Just like the temperature, rates for 30-year loans have been on the rise this summer, climbing back from their record 3.5% levels. Recently, government-backed Freddie Mac reported a full percentage point jump to 4.5% for fixed rate mortgages.
Traditionally, mortgage rates change with the economy, and lower rates occur when the economy is reeling. Cheap financing helped steer the housing recovery. With lower rates allowing qualified home buyers to obtain this cheaper financing, the market supported a swell in both price increases and home sales. Now with this recovery in the U.S. housing market, along with lower unemployment and job growth (job gains are averaging 202,000/ month these past 6 months), rates are expected to rise again.
According to the Mortgage Bankers Association, applications for home purchases rose 7% since early May. The association also predicted that the 30-year mortgage rates would increase to 4.4% by the end of 2013. A big factor in their prediction was knowing that the Federal Reserve will eventually stop purchasing mortgage-backed securities.
In 2008, the Federal Reserve developed a program call The Agency Mortgage-Backed Securities Purchase Program in response to the economic crisis of the time. The Federal Reserve supported the housing market by buying up to $85 billion a month in Treasury bonds and mortgage-back securities. This allowed lenders to sell mortgage loans at unprecedented interest rates because they could get back their money, plus profit, immediately. Then in September 2012, the Federal Reserve announced it would buy up to $40 billion a month in mortgage-back securities until the economy demonstrated signs of recovery. Now that economic conditions are improving, the Federal Reserve’s involvement in the program will decrease, driving up the rates higher.

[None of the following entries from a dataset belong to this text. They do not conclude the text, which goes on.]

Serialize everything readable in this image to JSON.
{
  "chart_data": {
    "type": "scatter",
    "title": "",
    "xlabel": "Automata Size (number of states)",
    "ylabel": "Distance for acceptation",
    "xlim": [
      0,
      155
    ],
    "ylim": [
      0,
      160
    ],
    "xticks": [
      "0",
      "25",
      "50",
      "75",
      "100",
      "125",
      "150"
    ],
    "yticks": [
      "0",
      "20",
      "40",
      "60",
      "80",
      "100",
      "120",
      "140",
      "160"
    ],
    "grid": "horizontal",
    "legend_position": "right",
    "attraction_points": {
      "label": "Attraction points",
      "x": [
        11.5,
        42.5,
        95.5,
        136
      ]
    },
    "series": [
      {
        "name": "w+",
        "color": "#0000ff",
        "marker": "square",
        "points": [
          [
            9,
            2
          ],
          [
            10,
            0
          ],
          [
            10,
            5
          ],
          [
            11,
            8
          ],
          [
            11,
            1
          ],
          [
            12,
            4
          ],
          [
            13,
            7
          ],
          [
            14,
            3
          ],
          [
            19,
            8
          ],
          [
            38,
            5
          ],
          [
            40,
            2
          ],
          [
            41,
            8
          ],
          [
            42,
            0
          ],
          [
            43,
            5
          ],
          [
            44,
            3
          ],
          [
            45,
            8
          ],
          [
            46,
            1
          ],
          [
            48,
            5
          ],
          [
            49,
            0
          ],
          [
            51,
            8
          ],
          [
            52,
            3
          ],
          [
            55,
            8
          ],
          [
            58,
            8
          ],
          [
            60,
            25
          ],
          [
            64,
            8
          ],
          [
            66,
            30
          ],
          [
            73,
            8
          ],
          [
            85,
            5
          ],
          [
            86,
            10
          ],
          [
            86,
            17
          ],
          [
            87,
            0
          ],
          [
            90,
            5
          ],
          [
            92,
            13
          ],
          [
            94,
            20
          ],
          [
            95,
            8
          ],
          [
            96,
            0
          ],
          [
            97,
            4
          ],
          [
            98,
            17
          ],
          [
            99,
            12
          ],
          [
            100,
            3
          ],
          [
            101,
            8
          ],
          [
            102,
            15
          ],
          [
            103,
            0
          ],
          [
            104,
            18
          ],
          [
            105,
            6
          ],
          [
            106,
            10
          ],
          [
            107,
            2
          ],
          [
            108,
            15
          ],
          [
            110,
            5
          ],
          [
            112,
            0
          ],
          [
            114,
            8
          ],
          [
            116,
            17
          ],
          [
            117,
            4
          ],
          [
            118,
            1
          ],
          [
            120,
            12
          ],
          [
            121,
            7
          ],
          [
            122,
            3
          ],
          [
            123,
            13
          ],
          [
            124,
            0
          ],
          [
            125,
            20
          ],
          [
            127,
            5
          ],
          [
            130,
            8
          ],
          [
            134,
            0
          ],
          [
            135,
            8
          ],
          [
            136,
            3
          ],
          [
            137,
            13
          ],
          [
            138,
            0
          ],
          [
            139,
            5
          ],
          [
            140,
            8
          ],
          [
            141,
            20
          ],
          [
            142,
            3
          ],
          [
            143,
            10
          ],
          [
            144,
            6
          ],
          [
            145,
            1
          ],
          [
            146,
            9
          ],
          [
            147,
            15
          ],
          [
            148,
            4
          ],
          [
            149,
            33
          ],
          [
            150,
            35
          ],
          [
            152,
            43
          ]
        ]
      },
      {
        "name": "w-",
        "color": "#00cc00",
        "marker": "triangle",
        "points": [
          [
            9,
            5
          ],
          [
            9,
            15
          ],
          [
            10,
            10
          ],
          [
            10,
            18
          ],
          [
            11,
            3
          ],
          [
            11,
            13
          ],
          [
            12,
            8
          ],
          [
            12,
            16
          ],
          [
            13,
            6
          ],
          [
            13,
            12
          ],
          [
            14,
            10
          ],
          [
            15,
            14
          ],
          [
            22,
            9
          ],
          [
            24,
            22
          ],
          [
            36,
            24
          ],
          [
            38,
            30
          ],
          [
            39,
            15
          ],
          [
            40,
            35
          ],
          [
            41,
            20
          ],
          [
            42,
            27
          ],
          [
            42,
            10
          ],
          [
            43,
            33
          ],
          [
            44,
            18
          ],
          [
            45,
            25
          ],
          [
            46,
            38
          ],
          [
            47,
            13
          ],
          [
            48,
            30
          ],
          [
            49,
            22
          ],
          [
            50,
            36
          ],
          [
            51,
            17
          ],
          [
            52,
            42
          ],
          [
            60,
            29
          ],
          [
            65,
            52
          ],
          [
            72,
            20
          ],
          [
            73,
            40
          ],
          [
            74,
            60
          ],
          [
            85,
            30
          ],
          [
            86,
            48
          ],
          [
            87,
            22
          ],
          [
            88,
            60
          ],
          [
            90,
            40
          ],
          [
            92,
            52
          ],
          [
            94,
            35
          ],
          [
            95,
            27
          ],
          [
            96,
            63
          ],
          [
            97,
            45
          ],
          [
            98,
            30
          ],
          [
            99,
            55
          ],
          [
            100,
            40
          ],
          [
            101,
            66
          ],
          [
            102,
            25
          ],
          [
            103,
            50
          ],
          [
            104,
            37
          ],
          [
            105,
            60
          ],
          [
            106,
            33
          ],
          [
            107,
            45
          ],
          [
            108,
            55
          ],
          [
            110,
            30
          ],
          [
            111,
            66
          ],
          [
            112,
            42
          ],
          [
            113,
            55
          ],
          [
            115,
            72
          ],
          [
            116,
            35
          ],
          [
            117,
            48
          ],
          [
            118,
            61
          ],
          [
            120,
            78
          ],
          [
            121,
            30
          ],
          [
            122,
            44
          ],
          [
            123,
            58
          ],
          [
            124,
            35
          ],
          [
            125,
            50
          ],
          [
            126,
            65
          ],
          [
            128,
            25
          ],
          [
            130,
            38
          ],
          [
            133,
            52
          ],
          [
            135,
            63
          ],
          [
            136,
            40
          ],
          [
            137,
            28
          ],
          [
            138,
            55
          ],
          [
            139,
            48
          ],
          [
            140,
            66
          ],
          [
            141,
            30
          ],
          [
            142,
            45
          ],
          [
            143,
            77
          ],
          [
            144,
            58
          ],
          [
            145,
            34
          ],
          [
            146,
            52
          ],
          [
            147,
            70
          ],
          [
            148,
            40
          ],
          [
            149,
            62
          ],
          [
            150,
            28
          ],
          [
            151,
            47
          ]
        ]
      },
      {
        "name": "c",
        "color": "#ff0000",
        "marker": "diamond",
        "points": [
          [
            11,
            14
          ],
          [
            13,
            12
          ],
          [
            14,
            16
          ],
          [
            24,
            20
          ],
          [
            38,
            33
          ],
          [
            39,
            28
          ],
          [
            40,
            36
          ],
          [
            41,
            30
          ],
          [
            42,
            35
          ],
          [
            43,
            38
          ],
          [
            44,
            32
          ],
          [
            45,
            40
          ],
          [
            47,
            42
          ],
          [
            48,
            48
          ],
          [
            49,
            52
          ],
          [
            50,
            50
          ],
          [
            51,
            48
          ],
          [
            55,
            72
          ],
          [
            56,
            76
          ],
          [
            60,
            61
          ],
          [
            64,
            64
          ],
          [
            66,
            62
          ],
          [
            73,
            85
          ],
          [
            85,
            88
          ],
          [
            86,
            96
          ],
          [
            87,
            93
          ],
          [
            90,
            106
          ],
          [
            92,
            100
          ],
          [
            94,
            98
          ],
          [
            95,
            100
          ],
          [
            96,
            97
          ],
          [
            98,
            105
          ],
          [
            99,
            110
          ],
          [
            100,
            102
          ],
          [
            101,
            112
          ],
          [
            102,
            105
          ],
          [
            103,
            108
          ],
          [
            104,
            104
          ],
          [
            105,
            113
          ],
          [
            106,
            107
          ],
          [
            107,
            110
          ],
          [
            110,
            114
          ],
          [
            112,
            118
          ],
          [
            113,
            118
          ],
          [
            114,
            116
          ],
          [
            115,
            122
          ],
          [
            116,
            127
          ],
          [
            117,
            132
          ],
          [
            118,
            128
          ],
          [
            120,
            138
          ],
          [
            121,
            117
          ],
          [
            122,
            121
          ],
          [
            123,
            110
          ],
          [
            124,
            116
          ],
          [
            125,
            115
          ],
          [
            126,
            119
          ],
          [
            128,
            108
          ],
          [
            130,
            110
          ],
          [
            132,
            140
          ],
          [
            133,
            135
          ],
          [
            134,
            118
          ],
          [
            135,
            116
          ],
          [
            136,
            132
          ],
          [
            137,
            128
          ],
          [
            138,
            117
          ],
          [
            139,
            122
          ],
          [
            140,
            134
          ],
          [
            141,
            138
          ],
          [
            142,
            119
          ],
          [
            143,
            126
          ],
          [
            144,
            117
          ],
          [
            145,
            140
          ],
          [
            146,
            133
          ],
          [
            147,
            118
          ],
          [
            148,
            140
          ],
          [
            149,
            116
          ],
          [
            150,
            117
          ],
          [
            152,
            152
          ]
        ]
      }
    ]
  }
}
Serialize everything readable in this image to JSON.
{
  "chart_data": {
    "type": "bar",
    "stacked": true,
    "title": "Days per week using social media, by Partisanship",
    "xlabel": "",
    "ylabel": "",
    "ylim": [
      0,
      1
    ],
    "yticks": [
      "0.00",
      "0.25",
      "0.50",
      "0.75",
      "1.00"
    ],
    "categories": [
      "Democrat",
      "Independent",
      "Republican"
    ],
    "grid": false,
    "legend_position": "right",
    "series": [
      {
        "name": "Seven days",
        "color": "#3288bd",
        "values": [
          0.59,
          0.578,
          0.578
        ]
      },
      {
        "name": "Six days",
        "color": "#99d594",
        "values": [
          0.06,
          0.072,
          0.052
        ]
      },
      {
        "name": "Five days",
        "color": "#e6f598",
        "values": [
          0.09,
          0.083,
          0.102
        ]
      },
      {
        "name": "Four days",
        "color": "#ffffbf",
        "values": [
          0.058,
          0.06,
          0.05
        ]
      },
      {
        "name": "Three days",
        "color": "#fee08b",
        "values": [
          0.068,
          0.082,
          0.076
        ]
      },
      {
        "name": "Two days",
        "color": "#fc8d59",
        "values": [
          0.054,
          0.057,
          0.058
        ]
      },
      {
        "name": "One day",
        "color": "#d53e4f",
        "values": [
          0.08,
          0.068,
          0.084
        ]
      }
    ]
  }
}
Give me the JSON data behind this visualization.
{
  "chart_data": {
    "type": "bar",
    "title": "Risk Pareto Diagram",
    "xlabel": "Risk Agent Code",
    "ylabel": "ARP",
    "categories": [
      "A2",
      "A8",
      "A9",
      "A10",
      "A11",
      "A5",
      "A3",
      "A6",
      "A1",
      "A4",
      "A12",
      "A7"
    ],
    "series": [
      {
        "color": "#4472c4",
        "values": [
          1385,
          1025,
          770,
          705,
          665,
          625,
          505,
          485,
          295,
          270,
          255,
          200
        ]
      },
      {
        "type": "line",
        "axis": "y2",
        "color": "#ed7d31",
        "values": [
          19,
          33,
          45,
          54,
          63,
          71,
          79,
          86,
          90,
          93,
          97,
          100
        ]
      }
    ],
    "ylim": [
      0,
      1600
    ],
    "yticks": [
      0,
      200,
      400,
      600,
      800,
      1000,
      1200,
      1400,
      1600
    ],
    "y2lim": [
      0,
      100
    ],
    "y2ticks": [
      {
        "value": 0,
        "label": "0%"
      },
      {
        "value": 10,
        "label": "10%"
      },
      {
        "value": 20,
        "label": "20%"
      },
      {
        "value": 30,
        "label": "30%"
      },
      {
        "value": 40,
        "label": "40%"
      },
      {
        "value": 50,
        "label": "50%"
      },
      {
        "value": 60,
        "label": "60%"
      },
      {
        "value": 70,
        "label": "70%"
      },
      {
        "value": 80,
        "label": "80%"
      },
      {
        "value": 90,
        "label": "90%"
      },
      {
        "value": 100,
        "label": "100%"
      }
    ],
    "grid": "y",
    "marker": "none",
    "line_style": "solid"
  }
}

Originally, the Federal Reserve was expected to begin decreasing their purchases of mortgage-backed securities in late 2013, but that timeframe was moved up. And speculation that the Federal Reserve would stop the stimulus program that had been reducing rates already incited rate increases. But rates dramatically jumped when Federal Reserve Chairman Ben Bernanke announced on June 19th that if the economy continued showing signs of improvement, the central bank would wind down one of its bond-buying programs by the mid 2014. Investors reacted immediately once Chairman Bernanke provided a time frame for the end of the program.
In 2003, the 30-year mortgage rate hit a 37-year low at 5.23%. Before the economic crisis, that was the record low, and it’s a number market experts believe we will get closer to as we move forward. For those who have been watching from the sidelines and waiting for the rates to go lower, just know that they are only going to go up. Consider the rate increase when the Federal Reserve merely announced it would stop its stimulus program some time in the next year. Now consider what will happen when the program is actually cancelled and that cancellation is implemented…..So don’t wait, jump in there! Even if the rates go up a percentage or so, mortgages will still be historically low. So if you haven’t already, now’s the time to buy.